Hashing is a well-known technique to search any particular element among several elements. It minimizes the number of comparisons while performing the search.
In hashing, an array data structure called as Hash table is used to store the data items. Hash table is a data structure used for storing and retrieving data very quickly. Insertion of data in the hash table is based on the key value. Hence every entry in the hash table is associated with some key. Using the hash key the required piece of data can be searched in the hash table by few or more key comparisons.
Fig: Hashing Mechanism
Hash function is a function which is used to put the data in the hash table. Hence one can use the same hash function to retrieve the data from the hash table. Thus hash function is used to implement the hash table. The integer returned by the hash function is called hash key.
In a hash table, data is stored in an array format, where each data value has its own unique index value. Access of data becomes very fast if we know the index of the desired data. Thus, using hashing insertion and search operations are very fast irrespective of the size of the data. So we need hashing.
Linear Probing
Linear probing is the method of handling collision. When collision occurs i.e. when two records demand for the same home bucket in the hash table then collision can be solved by placing the second record linearly down whenever the empty bucket is found. When use linear probing, the hash table is represented as a one-dimensional array with indices that range from 0 to the desired table size-1. Before inserting any elements into this table, we must initialize the table to represent the situation where all slots are empty. This allows us to detect overflows and collisions when we inset elements into the table. Then using some suitable hash function the element can be inserted into the hash table.
For example:
Consider that following keys are to be inserted in the hash table
131, 4, 8, 7, 21, 5, 31, 61, 9, 29
Initially, we will put the following keys in the hash table.

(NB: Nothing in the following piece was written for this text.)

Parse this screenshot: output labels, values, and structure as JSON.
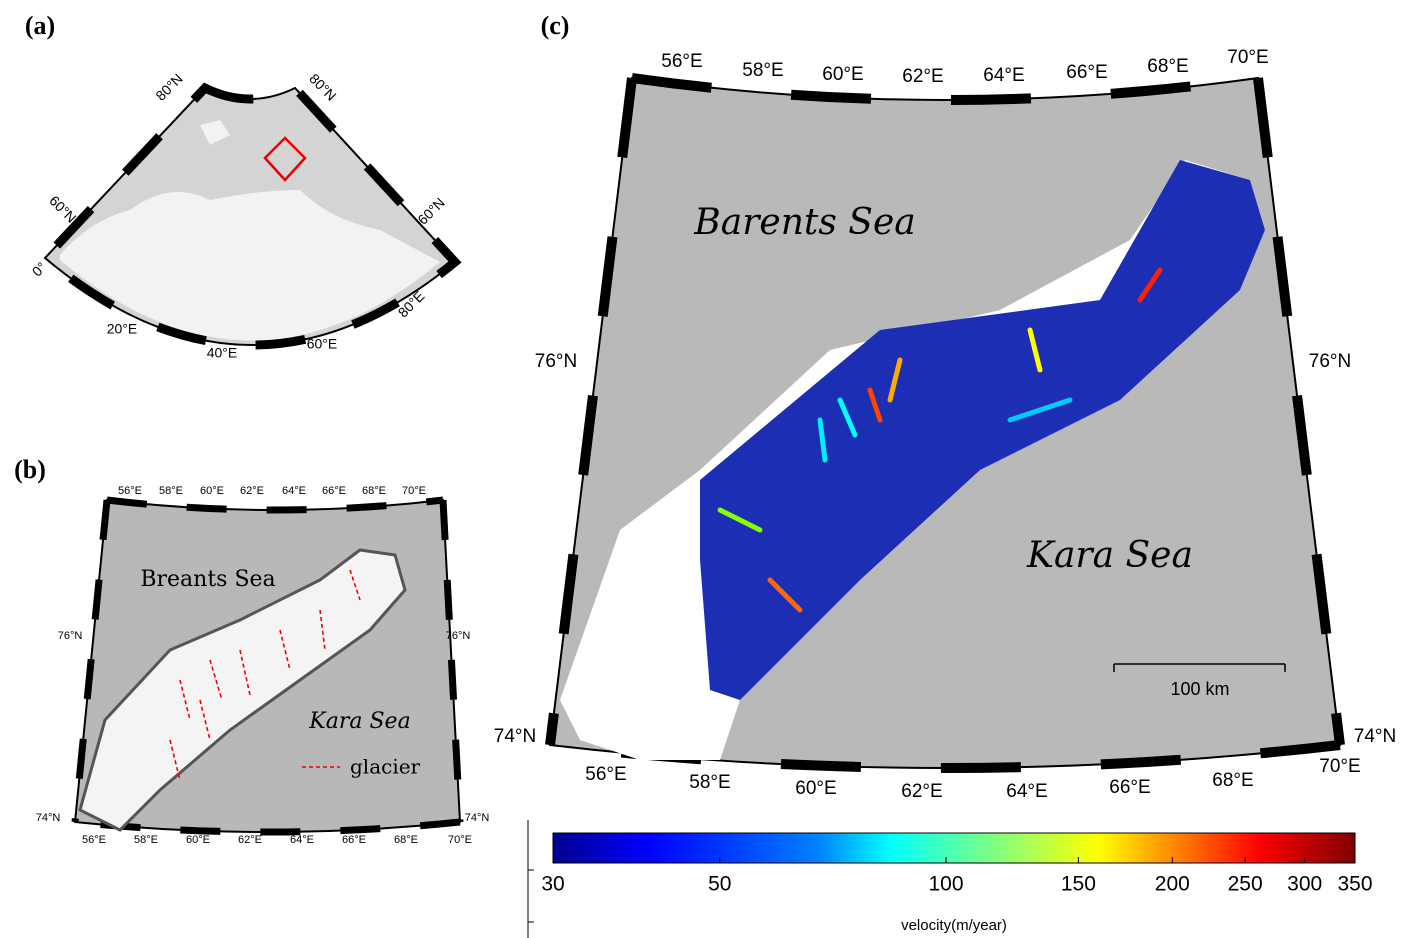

We will use Division hash function. That means the keys are placed using the formula
H(key) = key % tablesize
H(key) = key % 10
For instance the element 131 can be placed at
H(key) = 131 % 10 = 1
Index 1 will be the home bucket for 131. Continuing in this fashion we will place 4, 8, 7.
Now the next key to be inserted is 21. According to the hash function
H(key)=21%10 = 1
But the index 1 location is already occupied by 131 i.e. collision occurs. To resolve this collision we will linearly move down and at the next empty location we will prob the element. Therefore 21 will be placed at the index 2.